Etkin pişmanlık hükümlerinden faydalanan ve dışarı çıkarak dernek çalışmalarına katılan 2000’in üzerinde Hizbullah üyesi olduğu basında yer aldı.


Bütün ülke üzerinde dinin etkisi artarken gözden ırak kalmaya çalışan ve hem iktidarın hem de Kürt Hareketi’nin örgütlenmesine göz yumduğu Hizbullah, “silahlarını gömdüler” teranesiyle birlikte siyasi bir güç haline gelmişti. Yeniden yapılanma dönemlerinde yaptıkları günah çıkarmalarla eskiden “Kürdistan Kafirler Partisi” dedikleri PKK’ye, “biz de sizin gibi oyuna getirildik, kavga etmeyelim” diyerek barış çubuğu uzatıyor denildiği sırada, Dicle Üniversitesi’nde ortaya çıktılar. Kürt Hareketi’nin kalesi denilen bir yerde Kürt öğrencileri bıçaklayan, milletvekiline saldırmaya cüret eden bir örgüt, bazı hesapları yapmış ve bazı iddialara sahip demektir.


Bana sorarsanız, tersinin olması beklenemezdi. İki başlı ejderha, kanatlı at veya denizkızı görme olasılığınız, silahlı saldırıyı veya şiddeti bırakmış ama şeriat isteyen örgütsel gücünü artırmış, toplumsal ve siyasal koşulları lehine çevirmiş, Hizbullah tipi bir örgüt görme olasılığınızdan daha fazladır.


AKP ile palazlandılar
Başbakan Erdoğan her ne kadar, “benim partimi böyle bir örgütle ilişkilendirmek densizliktir, namertliktir” dese de, Hizbullah’ın AKP ile birlikte sıçrama yaptığı ve birbirlerini desteklediklerini gösteren çok sayıda veri var.


Örneğin, Hizbullah üyeliğinden idam istemiyle yargılanırken 5 ay sonra serbest bırakılan Abdurrahman Tetik, 2004 yılında Siirt Belediye Başkanı Mervan Gül’ün yardımcısı oldu.


Gül, Siirt milletvekiliyken istifa edip Tayyip Erdoğan’a başbakanlık yolunu açan ve daha sonra yolsuzluk yaptığı için yurtdışına kaçan bir AKP’li.

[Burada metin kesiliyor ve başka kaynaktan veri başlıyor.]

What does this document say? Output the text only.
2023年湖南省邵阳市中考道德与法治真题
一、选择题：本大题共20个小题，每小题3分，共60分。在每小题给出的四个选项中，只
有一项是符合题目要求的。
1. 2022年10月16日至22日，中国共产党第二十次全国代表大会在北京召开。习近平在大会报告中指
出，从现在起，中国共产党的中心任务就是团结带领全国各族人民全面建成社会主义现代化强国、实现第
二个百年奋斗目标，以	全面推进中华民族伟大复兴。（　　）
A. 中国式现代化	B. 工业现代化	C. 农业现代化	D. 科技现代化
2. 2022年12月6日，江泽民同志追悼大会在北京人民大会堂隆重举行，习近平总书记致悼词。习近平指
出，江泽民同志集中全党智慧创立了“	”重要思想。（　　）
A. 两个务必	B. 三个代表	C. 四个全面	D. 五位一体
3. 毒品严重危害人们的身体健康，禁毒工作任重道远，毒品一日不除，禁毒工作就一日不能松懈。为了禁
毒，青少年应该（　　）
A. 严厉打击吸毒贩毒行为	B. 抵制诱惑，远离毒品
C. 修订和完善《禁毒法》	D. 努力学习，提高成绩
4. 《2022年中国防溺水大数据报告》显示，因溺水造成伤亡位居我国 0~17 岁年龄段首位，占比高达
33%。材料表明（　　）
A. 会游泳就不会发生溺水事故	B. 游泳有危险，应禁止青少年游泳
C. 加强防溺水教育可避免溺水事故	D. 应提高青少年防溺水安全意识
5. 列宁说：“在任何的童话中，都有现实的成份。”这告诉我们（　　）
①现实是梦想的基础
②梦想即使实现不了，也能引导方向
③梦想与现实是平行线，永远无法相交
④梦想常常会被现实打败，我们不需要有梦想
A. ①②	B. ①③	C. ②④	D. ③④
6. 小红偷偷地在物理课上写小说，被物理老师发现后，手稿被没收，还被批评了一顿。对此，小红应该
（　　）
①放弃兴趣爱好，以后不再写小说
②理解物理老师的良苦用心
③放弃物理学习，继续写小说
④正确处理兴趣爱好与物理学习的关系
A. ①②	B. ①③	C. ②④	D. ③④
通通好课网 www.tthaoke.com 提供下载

AKP Batman milletvekilleri, 2010 yılında Mustazaf-Der’i ziyaret edip destek verdiklerinde “Hizbullah’a yakın diyorlar ama biz onu bilemeyiz, yasal bir dernek sonuçta” demişti. Ve zaten bu ziyaretlerden bir süre sonra Hizbullah liderleri serbest bırakılmış, örgüt de 2011 seçiminde AKP’yi desteklemişti.
Bir diğer örnek, AKP’li eski Bakan Abdulkadir Aksu’dan 29 Mart 2009 yerel seçimlerinin hemen öncesinde, sivil toplum örgütleriyle yaptığı toplantıya Hizbullah’ın İhya-Der ve Mustazaf-Der’ini de çağırmış destek istemişti. Bunlar, AKP-Hizbullah bağlantısını gösteren birkaç örnek sadece.


Elbette bu ilişkiden AKP de faydalandı, 2007 , 2009 ve 2011 seçimlerinde Hizbullah’ın AKP’yi desteklediği, bölgede yaşayan herkesin bildiği bir gerçek. Hizbullah’ın hazırladığı seçim filmlerinde, Tayyip Erdoğan’ın konuşmalarının kullanıldığını Şubat 2012’de Fethullahçı Önder Aytaç da yazmıştı.


Nihayetinde bu ilişkilerin sonucu olarak, onlarca insanın katili ve örgütün yöneticisi olan kişiler 2011 yılında serbest bırakıldı ve yurt dışına gitmelerine göz yumuldu. Hizbullah davasından şu anda cezaevinde olan kimse yok.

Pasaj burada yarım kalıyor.